Speaker
Description
In particle physics, machine learning algorithms traditionally face a limitation due to the lack of truth labels in real data, restricting training to only simulated samples. This study addresses this challenge by employing self-supervised learning, which enables the utilization of vast amounts of unlabeled real data, thereby facilitating more effective training.
Our project is particularly motivated by the need for improved data-Monte Carlo (MC) agreement in CMS analyses, seeking to bridge the gap between simulation and real-world data. We employ contrastive learning to leverage the JetClass dataset for large-scale pretraining, aiming to capture generalizable features about jets. These features can then be fine-tuned for downstream classification tasks such as Top Tagging and $H \rightarrow b \bar{b}$ vs QCD, with minimal additional effort.

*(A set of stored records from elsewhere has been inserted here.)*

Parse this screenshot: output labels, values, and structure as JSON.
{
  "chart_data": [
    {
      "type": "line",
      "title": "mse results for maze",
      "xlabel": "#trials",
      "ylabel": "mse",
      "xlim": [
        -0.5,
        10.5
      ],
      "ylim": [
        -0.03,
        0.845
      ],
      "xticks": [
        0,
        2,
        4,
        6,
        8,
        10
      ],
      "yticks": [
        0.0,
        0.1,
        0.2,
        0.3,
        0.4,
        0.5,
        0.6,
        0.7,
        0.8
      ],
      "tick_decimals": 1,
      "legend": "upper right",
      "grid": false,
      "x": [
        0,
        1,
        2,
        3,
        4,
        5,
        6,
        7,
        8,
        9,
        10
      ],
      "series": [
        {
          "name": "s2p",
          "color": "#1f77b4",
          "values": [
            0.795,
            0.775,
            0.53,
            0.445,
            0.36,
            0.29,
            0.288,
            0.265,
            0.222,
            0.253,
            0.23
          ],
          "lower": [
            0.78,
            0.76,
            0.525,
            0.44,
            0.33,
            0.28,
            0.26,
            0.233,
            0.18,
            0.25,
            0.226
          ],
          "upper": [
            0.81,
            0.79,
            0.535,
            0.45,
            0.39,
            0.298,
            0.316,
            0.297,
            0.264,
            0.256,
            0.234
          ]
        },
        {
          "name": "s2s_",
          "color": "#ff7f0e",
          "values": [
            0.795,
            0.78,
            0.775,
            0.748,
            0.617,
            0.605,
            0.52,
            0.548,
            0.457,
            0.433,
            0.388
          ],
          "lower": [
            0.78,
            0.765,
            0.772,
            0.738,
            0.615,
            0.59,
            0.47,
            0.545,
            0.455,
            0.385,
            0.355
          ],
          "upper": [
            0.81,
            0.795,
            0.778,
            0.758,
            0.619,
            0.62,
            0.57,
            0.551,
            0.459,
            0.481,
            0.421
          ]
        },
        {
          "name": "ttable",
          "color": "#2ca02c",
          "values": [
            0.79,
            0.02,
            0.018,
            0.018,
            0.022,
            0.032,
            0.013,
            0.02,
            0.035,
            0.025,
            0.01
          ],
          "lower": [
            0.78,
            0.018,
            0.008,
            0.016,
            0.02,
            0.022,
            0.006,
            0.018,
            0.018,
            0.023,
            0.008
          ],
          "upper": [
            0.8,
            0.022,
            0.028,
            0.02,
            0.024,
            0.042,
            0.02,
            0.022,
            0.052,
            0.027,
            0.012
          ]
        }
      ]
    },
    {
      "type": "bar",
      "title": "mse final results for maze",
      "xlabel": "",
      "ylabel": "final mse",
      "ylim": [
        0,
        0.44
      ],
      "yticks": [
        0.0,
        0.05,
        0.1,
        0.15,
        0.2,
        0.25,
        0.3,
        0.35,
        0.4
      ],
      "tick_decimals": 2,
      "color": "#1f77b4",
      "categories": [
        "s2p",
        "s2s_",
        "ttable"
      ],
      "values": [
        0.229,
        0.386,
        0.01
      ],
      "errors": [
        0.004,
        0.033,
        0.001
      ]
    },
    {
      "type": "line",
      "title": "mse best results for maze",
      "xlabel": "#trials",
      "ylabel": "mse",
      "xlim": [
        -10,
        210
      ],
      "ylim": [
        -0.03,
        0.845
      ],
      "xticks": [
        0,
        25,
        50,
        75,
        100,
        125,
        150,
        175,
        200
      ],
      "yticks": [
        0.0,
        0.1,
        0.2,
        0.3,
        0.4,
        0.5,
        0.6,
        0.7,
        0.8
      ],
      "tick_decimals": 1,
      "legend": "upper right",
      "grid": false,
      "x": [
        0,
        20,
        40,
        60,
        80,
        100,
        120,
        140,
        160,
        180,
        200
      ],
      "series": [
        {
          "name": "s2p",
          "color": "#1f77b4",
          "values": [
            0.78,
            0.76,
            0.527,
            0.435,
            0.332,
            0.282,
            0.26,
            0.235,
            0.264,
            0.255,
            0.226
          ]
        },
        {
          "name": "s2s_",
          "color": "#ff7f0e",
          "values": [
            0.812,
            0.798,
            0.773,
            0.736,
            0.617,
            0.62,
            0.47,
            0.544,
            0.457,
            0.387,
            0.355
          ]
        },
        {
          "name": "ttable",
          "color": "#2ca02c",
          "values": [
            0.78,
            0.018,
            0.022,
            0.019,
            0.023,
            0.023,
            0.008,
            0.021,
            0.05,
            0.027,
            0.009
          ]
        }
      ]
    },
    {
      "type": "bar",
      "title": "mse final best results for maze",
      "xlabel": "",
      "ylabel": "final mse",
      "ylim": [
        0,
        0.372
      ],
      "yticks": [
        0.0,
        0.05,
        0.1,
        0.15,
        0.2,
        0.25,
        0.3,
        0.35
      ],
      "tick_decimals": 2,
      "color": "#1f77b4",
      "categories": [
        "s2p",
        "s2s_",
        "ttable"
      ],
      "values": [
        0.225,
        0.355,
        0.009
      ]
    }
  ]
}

The research explores several key questions: the scalability of dataset size in pretraining, the comparative analysis of contrastive learning techniques like SimCLR and VICReg, the effectiveness of the ParticleTransformer architecture over conventional transformer models, and whether self-supervised pretraining on unlabeled data combined with fine-tuning on labeled simulation aids the model in adapting to the data domain.
By investigating these aspects, we aim to provide insights into the impact of dataset size on pre-training, evaluate the strengths and weaknesses of various contrastive learning methods, assess the architectural advantages of ParticleTransformer in jet classification, and facilitate the domain adaptation of machine learning algorithms for enhanced applicability in particle physics.
This study significantly contributes to the field of machine learning in particle physics, demonstrating the immense potential of self-supervised learning in utilizing real, unlabeled data for more efficient and accurate jet classification.
Significance
This research introduces a groundbreaking approach in experimental particle physics by utilizing self-supervised learning, particularly contrastive learning, to exploit large datasets of unlabeled real data. It explores novel aspects such as the scalability of pre-training dataset size, the comparative effectiveness of contrastive learning techniques, and the potential of the ParticleTransformer architecture over conventional models. These contributions represent substantial progress beyond standard practices, providing practical advancements in machine learning applications within experimental particle physics.